Sinhalese settled in areas emptied of Tamils
Kadatkaraichenai in Trincomalee was a thriving Tamil village less than a year ago. The Sri Lanka military onslaught on 2006 forcefully displaced the Tamil from this and the surrounding areas.
 Hundreds of Tamils were killed and injured by deliberate military artillery shelling in 2006 as the international community looked on. Once the area was emptied of Tamils by such ethnic cleansing, the Sri Lanka Government declared the area as High Security Zone and prevented the original Tamil residents of the area from returning to their homes in their villages. Over the last week, 25 Sinhalese families were settled in Kadatkaraichenai, the so called High Security Zone. This development has all the hallmark of earlier Sinhala settlements in the east where by a Tamil village is emptied of Tamils through violence and then small number of Sinhala settlements is first created with minimal facilities. This settlement then gradually expands unnoticed. In the earlier times Tamil people were chased out by large scale massacres carried out by the military. The massacre of Tamils in the Thiriyai a village in Trincomalee in 1985 and the subsequent conversion of the area in Sinhala settlement exemplifies this tactic of Sri Lanka Government.

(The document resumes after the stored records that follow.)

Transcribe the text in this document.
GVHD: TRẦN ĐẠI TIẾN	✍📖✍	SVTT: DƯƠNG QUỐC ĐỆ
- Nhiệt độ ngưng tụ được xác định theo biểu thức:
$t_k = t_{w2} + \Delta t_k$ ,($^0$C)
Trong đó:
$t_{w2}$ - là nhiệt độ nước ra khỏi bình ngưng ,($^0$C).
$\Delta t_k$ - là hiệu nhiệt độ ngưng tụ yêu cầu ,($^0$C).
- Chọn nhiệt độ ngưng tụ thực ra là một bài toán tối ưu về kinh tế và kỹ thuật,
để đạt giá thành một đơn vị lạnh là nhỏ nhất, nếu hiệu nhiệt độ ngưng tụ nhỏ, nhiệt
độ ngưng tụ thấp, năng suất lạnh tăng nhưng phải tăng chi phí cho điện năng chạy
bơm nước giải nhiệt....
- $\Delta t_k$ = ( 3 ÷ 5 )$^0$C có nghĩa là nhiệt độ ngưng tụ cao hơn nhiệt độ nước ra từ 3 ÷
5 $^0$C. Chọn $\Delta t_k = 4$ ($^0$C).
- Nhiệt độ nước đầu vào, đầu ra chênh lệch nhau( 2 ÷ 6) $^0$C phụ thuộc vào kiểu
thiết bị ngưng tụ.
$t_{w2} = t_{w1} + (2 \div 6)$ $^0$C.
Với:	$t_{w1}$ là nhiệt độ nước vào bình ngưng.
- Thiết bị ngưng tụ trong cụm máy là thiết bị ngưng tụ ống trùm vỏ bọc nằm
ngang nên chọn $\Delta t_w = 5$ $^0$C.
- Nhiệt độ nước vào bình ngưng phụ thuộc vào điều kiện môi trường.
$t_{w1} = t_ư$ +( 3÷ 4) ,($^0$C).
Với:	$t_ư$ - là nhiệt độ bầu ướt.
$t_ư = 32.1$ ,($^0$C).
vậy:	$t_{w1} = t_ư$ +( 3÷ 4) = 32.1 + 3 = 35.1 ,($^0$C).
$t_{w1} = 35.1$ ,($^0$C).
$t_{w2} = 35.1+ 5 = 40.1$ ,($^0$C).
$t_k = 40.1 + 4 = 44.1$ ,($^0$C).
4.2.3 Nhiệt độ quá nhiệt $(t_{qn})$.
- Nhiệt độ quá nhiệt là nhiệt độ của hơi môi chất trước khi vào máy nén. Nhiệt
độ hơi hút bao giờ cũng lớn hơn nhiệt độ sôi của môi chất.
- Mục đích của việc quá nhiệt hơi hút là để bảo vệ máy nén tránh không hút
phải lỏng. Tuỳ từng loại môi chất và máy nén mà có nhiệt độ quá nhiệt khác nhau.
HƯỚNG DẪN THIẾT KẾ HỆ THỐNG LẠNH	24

On 8 June 1985, Sri Lanka military came in vehicles to Thiriyai and told the people to leave the area before they begin shooting. After the people left, 1100 houses were burnt down. Following this incident, displaced people stayed in schools. Again on 8.August 1985, the Sri Lankan military attacked the displaced in the schools killing ten civilians. Again on the 14 August six civilians were pulled out of a bus in Thiriyai and hacked to death. Tamils gradually moved out of the area by the constant threat of violence by the military. The area thus emptied of Tamils was then gradually settled with Sinhalese. No longer able to carry of such blatant ethnic cleansing, Sri Lanka Government is carrying out the ethnic cleansing under the pretext of fighting terrorism as the world looks on.